While stirring, titrate with 10% NaOH to a pH of 12. Dicard the organic layer. Then from there, acidify the aqueous with ~15% sulfuric acid until the pH is around 1 (go slow) and extract that with DCM (equal volume to the aqueous, but split it into 5 extractions... ie if it's 500ml aqueous, extract 5x100ml DCM), simple distill off the DCM with no vacuum and fractionally distill GBL under vacuum.

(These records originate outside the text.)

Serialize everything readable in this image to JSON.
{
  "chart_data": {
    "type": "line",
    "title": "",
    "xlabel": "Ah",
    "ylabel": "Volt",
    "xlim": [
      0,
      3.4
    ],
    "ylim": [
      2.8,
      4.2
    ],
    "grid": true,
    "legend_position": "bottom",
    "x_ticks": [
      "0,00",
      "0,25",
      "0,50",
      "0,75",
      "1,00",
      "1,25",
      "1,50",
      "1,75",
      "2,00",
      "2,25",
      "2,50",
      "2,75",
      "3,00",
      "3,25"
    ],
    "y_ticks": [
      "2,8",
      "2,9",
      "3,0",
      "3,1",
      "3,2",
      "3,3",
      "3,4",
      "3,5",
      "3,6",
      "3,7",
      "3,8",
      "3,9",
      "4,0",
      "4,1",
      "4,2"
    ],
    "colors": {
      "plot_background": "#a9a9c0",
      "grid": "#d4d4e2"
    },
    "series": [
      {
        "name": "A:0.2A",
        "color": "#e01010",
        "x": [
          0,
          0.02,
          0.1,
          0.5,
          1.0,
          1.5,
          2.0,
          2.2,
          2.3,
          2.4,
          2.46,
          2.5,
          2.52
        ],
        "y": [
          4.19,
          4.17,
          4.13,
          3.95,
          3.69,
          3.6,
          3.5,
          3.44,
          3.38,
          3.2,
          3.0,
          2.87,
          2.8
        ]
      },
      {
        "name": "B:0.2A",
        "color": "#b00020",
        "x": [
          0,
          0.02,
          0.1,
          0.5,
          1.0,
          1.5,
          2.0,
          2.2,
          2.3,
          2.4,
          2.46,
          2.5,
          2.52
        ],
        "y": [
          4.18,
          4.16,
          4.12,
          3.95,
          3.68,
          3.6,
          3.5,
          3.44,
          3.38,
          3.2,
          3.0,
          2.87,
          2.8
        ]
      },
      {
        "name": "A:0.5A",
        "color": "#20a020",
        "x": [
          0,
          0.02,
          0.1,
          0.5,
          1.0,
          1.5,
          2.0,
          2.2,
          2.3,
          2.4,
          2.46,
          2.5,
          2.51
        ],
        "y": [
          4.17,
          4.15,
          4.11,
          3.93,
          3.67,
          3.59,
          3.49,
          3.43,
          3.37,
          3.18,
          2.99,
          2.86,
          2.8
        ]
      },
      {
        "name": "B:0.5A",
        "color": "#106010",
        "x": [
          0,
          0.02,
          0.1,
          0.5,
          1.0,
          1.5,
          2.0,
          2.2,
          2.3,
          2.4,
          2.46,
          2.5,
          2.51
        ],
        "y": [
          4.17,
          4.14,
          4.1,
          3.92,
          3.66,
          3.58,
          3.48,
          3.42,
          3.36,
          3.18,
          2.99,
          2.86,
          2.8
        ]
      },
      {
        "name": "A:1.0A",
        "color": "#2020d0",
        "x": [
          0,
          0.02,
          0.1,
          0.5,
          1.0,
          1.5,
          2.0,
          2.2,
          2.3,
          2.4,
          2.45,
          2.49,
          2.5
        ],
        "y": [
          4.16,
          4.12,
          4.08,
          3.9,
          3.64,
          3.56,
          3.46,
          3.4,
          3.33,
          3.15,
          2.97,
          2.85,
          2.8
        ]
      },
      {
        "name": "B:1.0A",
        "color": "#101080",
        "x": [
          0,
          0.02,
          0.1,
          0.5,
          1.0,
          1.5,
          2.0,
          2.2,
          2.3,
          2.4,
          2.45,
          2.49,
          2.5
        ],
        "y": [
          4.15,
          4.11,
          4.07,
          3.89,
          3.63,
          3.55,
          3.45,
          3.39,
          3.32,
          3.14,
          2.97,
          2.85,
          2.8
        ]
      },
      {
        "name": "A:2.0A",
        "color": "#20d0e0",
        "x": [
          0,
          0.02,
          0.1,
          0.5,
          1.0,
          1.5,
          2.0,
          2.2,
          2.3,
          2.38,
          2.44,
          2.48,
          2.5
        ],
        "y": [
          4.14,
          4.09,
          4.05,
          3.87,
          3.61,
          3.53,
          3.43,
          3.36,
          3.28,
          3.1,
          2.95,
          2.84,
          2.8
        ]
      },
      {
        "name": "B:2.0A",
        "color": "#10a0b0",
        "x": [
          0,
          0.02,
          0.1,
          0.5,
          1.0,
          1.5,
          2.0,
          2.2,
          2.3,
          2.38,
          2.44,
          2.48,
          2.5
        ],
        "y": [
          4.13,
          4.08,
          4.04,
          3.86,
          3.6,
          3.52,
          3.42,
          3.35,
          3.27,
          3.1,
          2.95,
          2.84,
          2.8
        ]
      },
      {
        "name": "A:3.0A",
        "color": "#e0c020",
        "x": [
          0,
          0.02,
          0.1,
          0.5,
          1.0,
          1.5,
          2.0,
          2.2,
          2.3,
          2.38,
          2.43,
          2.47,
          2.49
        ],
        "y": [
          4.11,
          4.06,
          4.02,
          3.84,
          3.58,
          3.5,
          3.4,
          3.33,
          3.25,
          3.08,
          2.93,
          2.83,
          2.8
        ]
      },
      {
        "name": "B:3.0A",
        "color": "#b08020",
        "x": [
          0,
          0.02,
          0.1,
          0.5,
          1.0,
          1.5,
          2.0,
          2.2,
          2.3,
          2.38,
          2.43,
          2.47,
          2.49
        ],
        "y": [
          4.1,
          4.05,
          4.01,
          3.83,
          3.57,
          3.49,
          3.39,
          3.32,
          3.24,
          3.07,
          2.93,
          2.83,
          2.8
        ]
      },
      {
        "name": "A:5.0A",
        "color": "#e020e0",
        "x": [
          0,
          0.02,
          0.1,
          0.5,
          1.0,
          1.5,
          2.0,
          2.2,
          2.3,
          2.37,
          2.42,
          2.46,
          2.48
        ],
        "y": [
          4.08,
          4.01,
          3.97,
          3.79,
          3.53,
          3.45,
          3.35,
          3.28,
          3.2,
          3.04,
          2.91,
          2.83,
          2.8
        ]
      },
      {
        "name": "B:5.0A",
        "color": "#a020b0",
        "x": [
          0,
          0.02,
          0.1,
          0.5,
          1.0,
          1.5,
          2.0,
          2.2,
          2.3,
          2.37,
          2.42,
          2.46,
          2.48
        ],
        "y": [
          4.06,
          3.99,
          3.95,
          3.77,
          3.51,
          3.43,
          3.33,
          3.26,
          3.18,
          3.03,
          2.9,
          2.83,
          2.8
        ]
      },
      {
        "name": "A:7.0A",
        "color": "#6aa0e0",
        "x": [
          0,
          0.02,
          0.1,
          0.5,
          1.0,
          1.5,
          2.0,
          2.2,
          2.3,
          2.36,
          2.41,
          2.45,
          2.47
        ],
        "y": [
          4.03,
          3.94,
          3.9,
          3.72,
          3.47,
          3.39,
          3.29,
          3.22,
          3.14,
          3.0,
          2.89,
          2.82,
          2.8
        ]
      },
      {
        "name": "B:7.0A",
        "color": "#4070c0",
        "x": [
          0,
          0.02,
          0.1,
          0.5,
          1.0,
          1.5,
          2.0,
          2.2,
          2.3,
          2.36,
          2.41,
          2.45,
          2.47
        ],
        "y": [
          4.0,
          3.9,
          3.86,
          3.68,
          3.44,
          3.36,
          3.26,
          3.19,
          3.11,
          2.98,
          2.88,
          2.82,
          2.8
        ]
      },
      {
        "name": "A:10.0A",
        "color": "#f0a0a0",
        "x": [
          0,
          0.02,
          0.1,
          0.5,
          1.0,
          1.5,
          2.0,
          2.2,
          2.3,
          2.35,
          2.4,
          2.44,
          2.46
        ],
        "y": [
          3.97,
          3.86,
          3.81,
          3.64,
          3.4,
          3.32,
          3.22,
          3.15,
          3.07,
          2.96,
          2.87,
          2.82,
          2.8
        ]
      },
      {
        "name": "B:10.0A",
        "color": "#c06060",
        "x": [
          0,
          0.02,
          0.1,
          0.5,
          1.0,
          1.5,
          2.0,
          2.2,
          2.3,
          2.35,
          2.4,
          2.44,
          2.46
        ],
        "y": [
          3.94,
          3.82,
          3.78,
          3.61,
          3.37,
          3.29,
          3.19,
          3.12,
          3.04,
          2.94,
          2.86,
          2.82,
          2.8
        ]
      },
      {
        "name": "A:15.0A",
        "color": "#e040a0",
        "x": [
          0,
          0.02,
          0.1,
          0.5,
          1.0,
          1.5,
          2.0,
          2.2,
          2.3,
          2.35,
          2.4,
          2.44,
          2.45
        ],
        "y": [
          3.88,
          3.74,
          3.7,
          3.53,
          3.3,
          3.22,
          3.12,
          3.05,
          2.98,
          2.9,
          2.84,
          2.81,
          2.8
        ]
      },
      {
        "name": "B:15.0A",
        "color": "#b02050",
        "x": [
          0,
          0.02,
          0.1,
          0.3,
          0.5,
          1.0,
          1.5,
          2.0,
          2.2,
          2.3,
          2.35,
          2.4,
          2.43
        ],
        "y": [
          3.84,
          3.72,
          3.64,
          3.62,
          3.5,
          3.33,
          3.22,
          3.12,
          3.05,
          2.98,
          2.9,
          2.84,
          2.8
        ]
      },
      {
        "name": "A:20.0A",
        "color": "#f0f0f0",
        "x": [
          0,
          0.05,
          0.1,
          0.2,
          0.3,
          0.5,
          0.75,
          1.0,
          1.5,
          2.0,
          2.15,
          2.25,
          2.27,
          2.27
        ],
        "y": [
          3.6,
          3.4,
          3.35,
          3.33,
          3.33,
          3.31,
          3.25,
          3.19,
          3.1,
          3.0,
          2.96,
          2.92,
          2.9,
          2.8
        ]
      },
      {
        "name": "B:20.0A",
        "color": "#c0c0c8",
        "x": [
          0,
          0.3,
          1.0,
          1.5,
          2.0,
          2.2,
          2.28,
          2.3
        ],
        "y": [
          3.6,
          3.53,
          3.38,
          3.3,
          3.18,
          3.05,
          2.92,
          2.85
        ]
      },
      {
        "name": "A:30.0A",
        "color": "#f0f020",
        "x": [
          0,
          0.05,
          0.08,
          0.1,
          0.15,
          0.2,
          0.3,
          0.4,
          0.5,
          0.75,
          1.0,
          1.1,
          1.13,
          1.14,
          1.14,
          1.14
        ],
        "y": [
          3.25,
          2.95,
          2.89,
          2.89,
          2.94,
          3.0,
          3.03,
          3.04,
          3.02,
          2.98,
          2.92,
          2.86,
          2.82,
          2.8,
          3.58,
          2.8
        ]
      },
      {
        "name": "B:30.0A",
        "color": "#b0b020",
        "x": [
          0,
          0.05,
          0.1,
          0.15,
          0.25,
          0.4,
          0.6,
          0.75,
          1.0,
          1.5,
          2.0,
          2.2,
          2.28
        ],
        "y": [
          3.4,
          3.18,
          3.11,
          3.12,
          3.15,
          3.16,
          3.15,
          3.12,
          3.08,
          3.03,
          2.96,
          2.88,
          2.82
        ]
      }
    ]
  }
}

Good luck and let us know how it goes. If you have any luck with THF->GBL I'd love to hear it.

fierceness

  • Guest
NaGHB vs KGHB
« Reply #4 on: April 23, 2003, 07:05:00 PM »
Bwiti, even though you get plenty of sodium, getting too much potassium can be a very bad thing.. www.ghbinfo.com says why..

just a heads up :)

Bwiti

  • Guest
money down the drain..
« Reply #5 on: April 25, 2003, 07:19:00 AM »
Good luck and let us know how it goes.

  Well, all I can say is Don't scale it up to a mole sized batch! Unless you don't mind a HUGE cloud of bromine gas. Extreme over-heating, causing cracking of glass vessel, and the risk of choking to death isn't my idea of a good time. If anyone else wants to try to pioneer this method, then use a lot more H2O, and for fuck's sake, add the bromate/bisulfate slowly! This was the most dangerous accident I've had, and I don't plan on fucking with bromine any time soon. That was some scarry shit! I'd rather tinker with essential oils, ketones, etc.. Peace 8)


Bwiti

  • Guest
Btw, overheating occurred a few hours after...
« Reply #6 on: April 25, 2003, 07:24:00 AM »
Btw, overheating occurred a few hours after everything was mixed-up. Be careful, it's a delayed melt-down.


Chromic

  • Guest
Temperature control
« Reply #7 on: April 25, 2003, 01:18:00 PM »
All I've got to say is use a good system of temperature control. It must not be cooled excessively, or the reaction will not happen. If it's allowed to run on it's own, you'll have the mixture spattered on your ceiling and perhaps worse.